- Directed by: Reinhold Schünzel
- Written by: Ludwig von Wohl
- Based on: The English Marriage by Ludwig von Wohl
- Produced by: Fritz Klotsch; Arnold Pressburger; Gregor Rabinovitch;
- Starring: Renate Müller; Anton Walbrook; Adele Sandrock;
- Cinematography: Friedl Behn-Grund
- Edited by: Rudolf Schaad
- Music by: Franz Doelle
- Production company: Cine-Allianz
- Release date: 31 October 1934;
- Running time: 97 minutes
- Country: Germany
- Language: German

= The English Marriage =

1934 film

The English Marriage (Die Englische Heirat) is a 1934 German comedy film directed by Reinhold Schünzel and starring Renate Müller, Anton Walbrook and Adele Sandrock. It was based on a novel of the same title by Ludwig von Wohl who also wrote the screenplay. The film's sets were designed by the art director Otto Hunte. Location shooting took place at Berlin's Tempelhof Airport and on Heligoland.

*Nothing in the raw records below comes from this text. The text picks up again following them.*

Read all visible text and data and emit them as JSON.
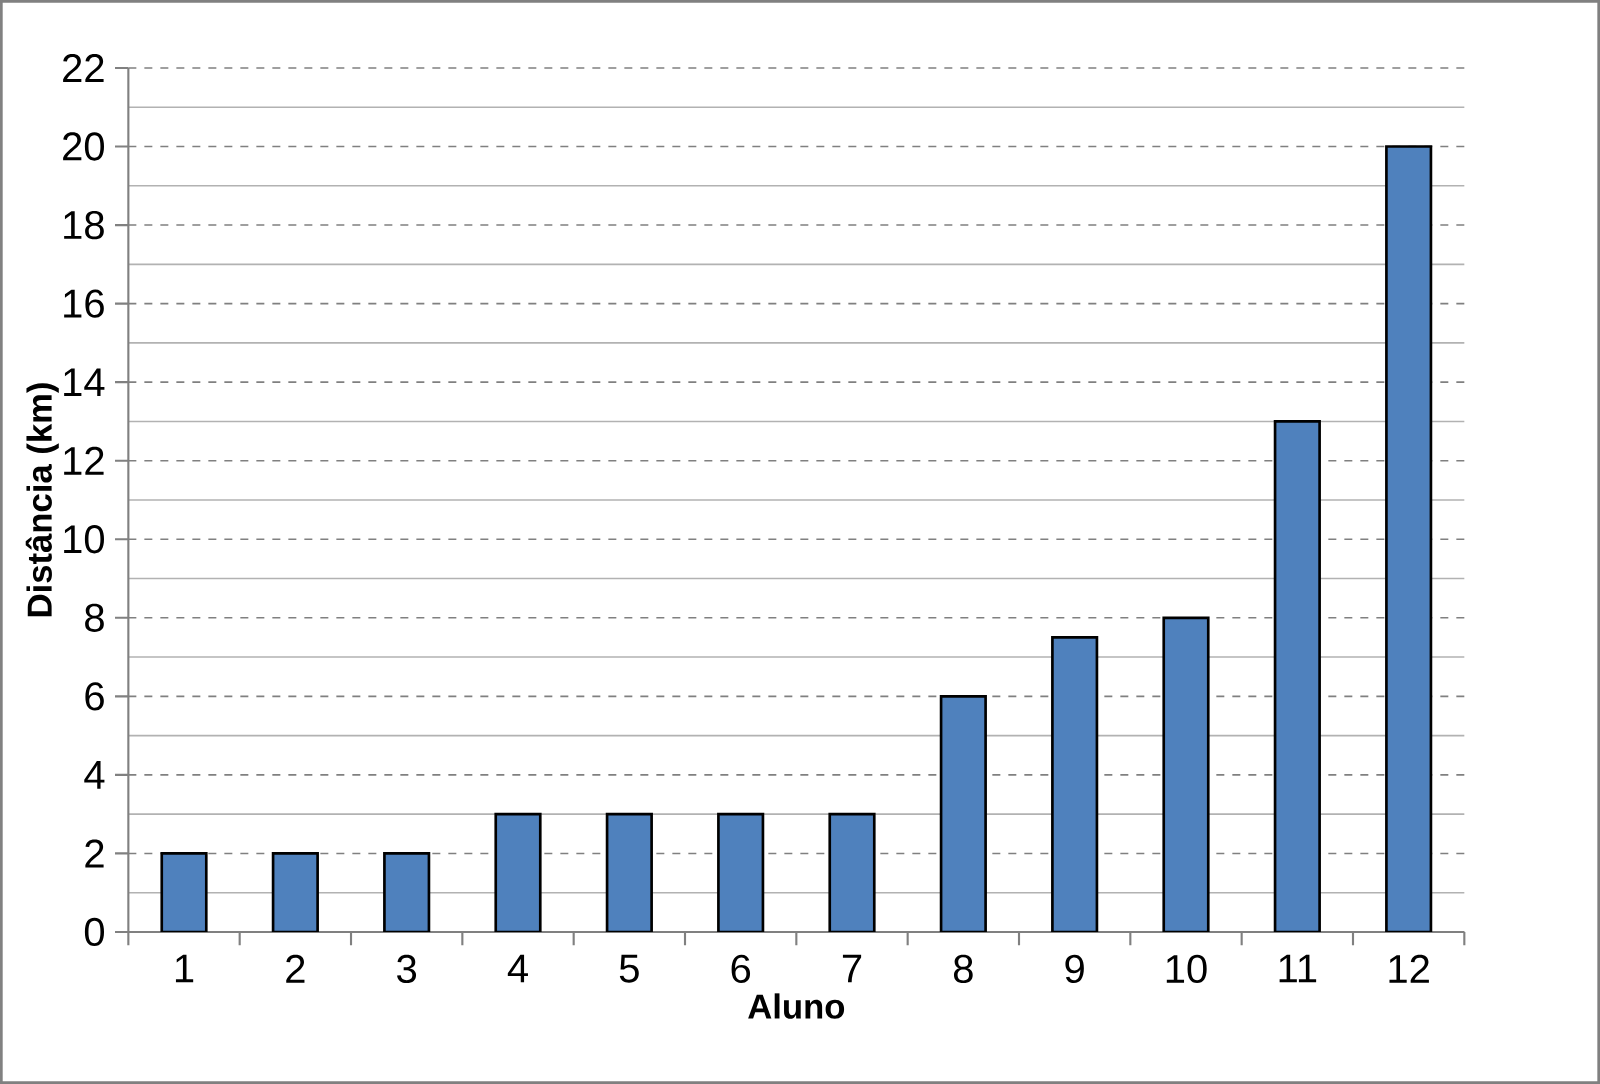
{
  "chart_data": {
    "type": "bar",
    "xlabel": "Aluno",
    "ylabel": "Distância (km)",
    "categories": [
      "1",
      "2",
      "3",
      "4",
      "5",
      "6",
      "7",
      "8",
      "9",
      "10",
      "11",
      "12"
    ],
    "values": [
      2,
      2,
      2,
      3,
      3,
      3,
      3,
      6,
      7.5,
      8,
      13,
      20
    ],
    "color": "#4f81bd",
    "ylim": [
      0,
      22
    ],
    "yticks": [
      0,
      2,
      4,
      6,
      8,
      10,
      12,
      14,
      16,
      18,
      20,
      22
    ],
    "grid": "y"
  }
}
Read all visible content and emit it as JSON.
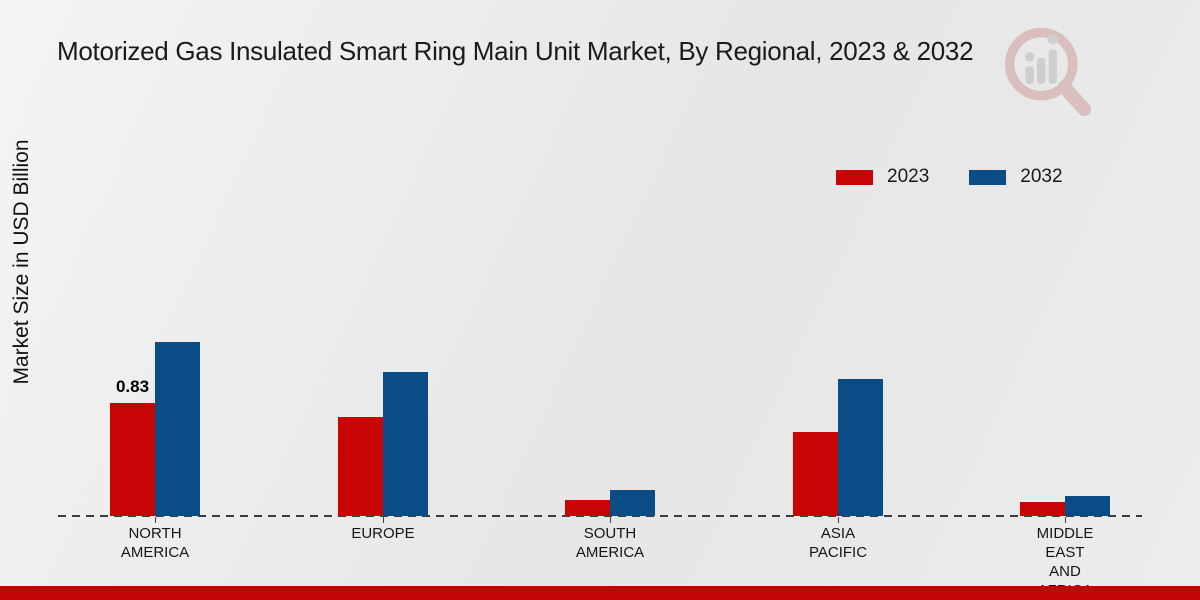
{
  "page": {
    "bottom_strip_color": "#c40404"
  },
  "icons": {
    "watermark": "magnifier-bar-chart-logo"
  },
  "chart_data": {
    "type": "bar",
    "title": "Motorized Gas Insulated Smart Ring Main Unit Market, By Regional, 2023 & 2032",
    "ylabel": "Market Size in USD Billion",
    "xlabel": "",
    "categories": [
      "NORTH AMERICA",
      "EUROPE",
      "SOUTH AMERICA",
      "ASIA PACIFIC",
      "MIDDLE EAST AND AFRICA"
    ],
    "series": [
      {
        "name": "2023",
        "color": "#c80505",
        "values": [
          0.83,
          0.73,
          0.12,
          0.62,
          0.1
        ],
        "labels": [
          "0.83",
          "",
          "",
          "",
          ""
        ]
      },
      {
        "name": "2032",
        "color": "#0a4c85",
        "values": [
          1.28,
          1.06,
          0.19,
          1.01,
          0.15
        ],
        "labels": [
          "",
          "",
          "",
          "",
          ""
        ]
      }
    ],
    "ylim": [
      0,
      1.4
    ],
    "grid": "off",
    "legend_position": "top-right",
    "axis_style": "dashed baseline only, no numeric ticks"
  }
}
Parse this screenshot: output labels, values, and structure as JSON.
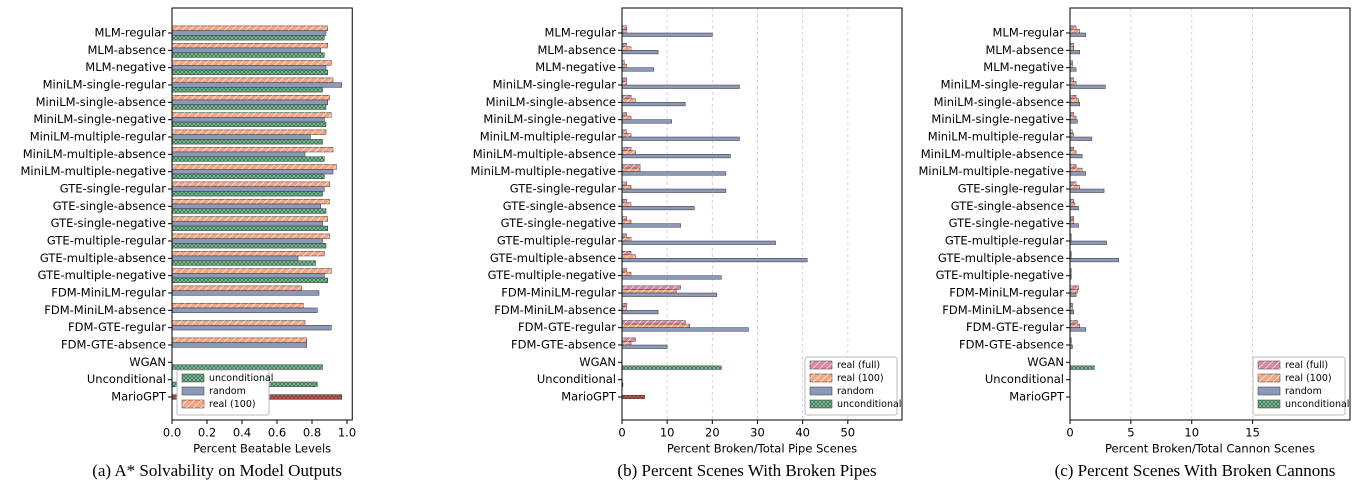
{
  "chart_data": [
    {
      "type": "barh",
      "caption": "(a) A* Solvability on Model Outputs",
      "xlabel": "Percent Beatable Levels",
      "categories": [
        "MLM-regular",
        "MLM-absence",
        "MLM-negative",
        "MiniLM-single-regular",
        "MiniLM-single-absence",
        "MiniLM-single-negative",
        "MiniLM-multiple-regular",
        "MiniLM-multiple-absence",
        "MiniLM-multiple-negative",
        "GTE-single-regular",
        "GTE-single-absence",
        "GTE-single-negative",
        "GTE-multiple-regular",
        "GTE-multiple-absence",
        "GTE-multiple-negative",
        "FDM-MiniLM-regular",
        "FDM-MiniLM-absence",
        "FDM-GTE-regular",
        "FDM-GTE-absence",
        "WGAN",
        "Unconditional",
        "MarioGPT"
      ],
      "series": [
        {
          "name": "real (100)",
          "color": "#f4a582",
          "hatch": "diag",
          "values": [
            0.89,
            0.89,
            0.91,
            0.92,
            0.9,
            0.91,
            0.88,
            0.92,
            0.94,
            0.9,
            0.9,
            0.89,
            0.9,
            0.87,
            0.91,
            0.74,
            0.75,
            0.76,
            0.77,
            null,
            null,
            null
          ]
        },
        {
          "name": "random",
          "color": "#8d99b8",
          "hatch": "none",
          "values": [
            0.88,
            0.85,
            0.88,
            0.97,
            0.89,
            0.87,
            0.79,
            0.76,
            0.92,
            0.87,
            0.85,
            0.86,
            0.86,
            0.72,
            0.87,
            0.84,
            0.83,
            0.91,
            0.77,
            null,
            null,
            null
          ]
        },
        {
          "name": "unconditional",
          "color": "#7fbf9a",
          "hatch": "cross",
          "values": [
            0.87,
            0.87,
            0.89,
            0.86,
            0.88,
            0.88,
            0.86,
            0.87,
            0.87,
            0.86,
            0.88,
            0.89,
            0.88,
            0.82,
            0.89,
            null,
            null,
            null,
            null,
            0.86,
            0.83,
            null
          ]
        },
        {
          "color": "#e0474c",
          "hatch": "cross",
          "values": [
            null,
            null,
            null,
            null,
            null,
            null,
            null,
            null,
            null,
            null,
            null,
            null,
            null,
            null,
            null,
            null,
            null,
            null,
            null,
            null,
            null,
            0.97
          ]
        }
      ],
      "xlim": [
        0,
        1.03
      ],
      "xticks": [
        {
          "value": 0,
          "label": "0.0"
        },
        0.2,
        0.4,
        0.6,
        0.8,
        {
          "value": 1,
          "label": "1.0"
        }
      ],
      "grid": false,
      "legend": "lower left",
      "legend_reversed": true
    },
    {
      "type": "barh",
      "caption": "(b) Percent Scenes With Broken Pipes",
      "xlabel": "Percent Broken/Total Pipe Scenes",
      "categories": [
        "MLM-regular",
        "MLM-absence",
        "MLM-negative",
        "MiniLM-single-regular",
        "MiniLM-single-absence",
        "MiniLM-single-negative",
        "MiniLM-multiple-regular",
        "MiniLM-multiple-absence",
        "MiniLM-multiple-negative",
        "GTE-single-regular",
        "GTE-single-absence",
        "GTE-single-negative",
        "GTE-multiple-regular",
        "GTE-multiple-absence",
        "GTE-multiple-negative",
        "FDM-MiniLM-regular",
        "FDM-MiniLM-absence",
        "FDM-GTE-regular",
        "FDM-GTE-absence",
        "WGAN",
        "Unconditional",
        "MarioGPT"
      ],
      "series": [
        {
          "name": "real (full)",
          "color": "#d88aa5",
          "hatch": "diag",
          "values": [
            1,
            1,
            0.5,
            1,
            2,
            1,
            1,
            2,
            4,
            1,
            1,
            1,
            1,
            2,
            1,
            13,
            1,
            14,
            3,
            null,
            null,
            null
          ]
        },
        {
          "name": "real (100)",
          "color": "#f4a582",
          "hatch": "diag",
          "values": [
            1,
            2,
            1,
            1,
            3,
            2,
            2,
            3,
            4,
            2,
            2,
            2,
            2,
            3,
            2,
            12,
            1,
            15,
            2,
            null,
            null,
            null
          ]
        },
        {
          "name": "random",
          "color": "#8d99b8",
          "hatch": "none",
          "values": [
            20,
            8,
            7,
            26,
            14,
            11,
            26,
            24,
            23,
            23,
            16,
            13,
            34,
            41,
            22,
            21,
            8,
            28,
            10,
            null,
            null,
            null
          ]
        },
        {
          "name": "unconditional",
          "color": "#7fbf9a",
          "hatch": "cross",
          "values": [
            null,
            null,
            null,
            null,
            null,
            null,
            null,
            null,
            null,
            null,
            null,
            null,
            null,
            null,
            null,
            null,
            null,
            null,
            null,
            22,
            0.2,
            null
          ]
        },
        {
          "color": "#e0474c",
          "hatch": "cross",
          "values": [
            null,
            null,
            null,
            null,
            null,
            null,
            null,
            null,
            null,
            null,
            null,
            null,
            null,
            null,
            null,
            null,
            null,
            null,
            null,
            null,
            null,
            5
          ]
        }
      ],
      "xlim": [
        0,
        62
      ],
      "xticks": [
        0,
        10,
        20,
        30,
        40,
        50
      ],
      "grid": true,
      "legend": "lower right",
      "legend_reversed": false
    },
    {
      "type": "barh",
      "caption": "(c) Percent Scenes With Broken Cannons",
      "xlabel": "Percent Broken/Total Cannon Scenes",
      "categories": [
        "MLM-regular",
        "MLM-absence",
        "MLM-negative",
        "MiniLM-single-regular",
        "MiniLM-single-absence",
        "MiniLM-single-negative",
        "MiniLM-multiple-regular",
        "MiniLM-multiple-absence",
        "MiniLM-multiple-negative",
        "GTE-single-regular",
        "GTE-single-absence",
        "GTE-single-negative",
        "GTE-multiple-regular",
        "GTE-multiple-absence",
        "GTE-multiple-negative",
        "FDM-MiniLM-regular",
        "FDM-MiniLM-absence",
        "FDM-GTE-regular",
        "FDM-GTE-absence",
        "WGAN",
        "Unconditional",
        "MarioGPT"
      ],
      "series": [
        {
          "name": "real (full)",
          "color": "#d88aa5",
          "hatch": "diag",
          "values": [
            0.5,
            0.3,
            0.2,
            0.3,
            0.5,
            0.3,
            0.2,
            0.3,
            0.5,
            0.5,
            0.3,
            0.3,
            0.1,
            0.1,
            0.1,
            0.7,
            0.2,
            0.6,
            0.1,
            null,
            null,
            null
          ]
        },
        {
          "name": "real (100)",
          "color": "#f4a582",
          "hatch": "diag",
          "values": [
            0.8,
            0.3,
            0.2,
            0.5,
            0.7,
            0.5,
            0.3,
            0.5,
            1.0,
            0.8,
            0.4,
            0.3,
            0.1,
            0.1,
            0.1,
            0.6,
            0.2,
            0.8,
            0.1,
            null,
            null,
            null
          ]
        },
        {
          "name": "random",
          "color": "#8d99b8",
          "hatch": "none",
          "values": [
            1.3,
            0.8,
            0.5,
            2.9,
            0.8,
            0.6,
            1.8,
            1.0,
            1.3,
            2.8,
            0.7,
            0.7,
            3.0,
            4.0,
            0.1,
            0.5,
            0.3,
            1.3,
            0.2,
            null,
            null,
            null
          ]
        },
        {
          "name": "unconditional",
          "color": "#7fbf9a",
          "hatch": "cross",
          "values": [
            null,
            null,
            null,
            null,
            null,
            null,
            null,
            null,
            null,
            null,
            null,
            null,
            null,
            null,
            null,
            null,
            null,
            null,
            null,
            2.0,
            0,
            null
          ]
        }
      ],
      "xlim": [
        0,
        23
      ],
      "xticks": [
        0,
        5,
        10,
        15
      ],
      "grid": true,
      "legend": "lower right",
      "legend_reversed": false
    }
  ]
}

It was made by Cine-Allianz and a number of those involved including its director, producers, screenwriter and star Anton Walbrook soon after left Nazi Germany due to their Jewish backgrounds.

==Synopsis==
A young German woman is engaged to marry a British aristocrat but has to win over his hostile family.

==Cast==
- Renate Müller as Gerte Winter
- Anton Walbrook as Warwick Brent
- Adele Sandrock as Lady Mavis
- Georg Alexander as Douglas Mavis, ihr Enkel
- Fritz Odemar as Percival, ihr Sohn
- Hans Richter as Tuck Mavis, ihr jüngster Enkel
- Hilde Hildebrand as Bella Amery
- Etta Klingenberg as Roberta Buckley
- Gertrud Wolle as Lady Buckley
- Julius E. Herrmann as Sir Robert Buckley
- Hugo Werner-Kahle as Digby
- Gertrud de Lalsky as Gertes Mutter
- Anton Pointner
- Ewald Wenck
- Olga Engl
- Meta Jäger
- Else Reval

==Bibliography==
- Hake, Sabine. Popular cinema of the Third Reich. University of Texas Press, 2001.
- Strobl, Gerwin. The Germanic Isle: Nazi Perceptions of Britain. Cambridge University Press, 2000.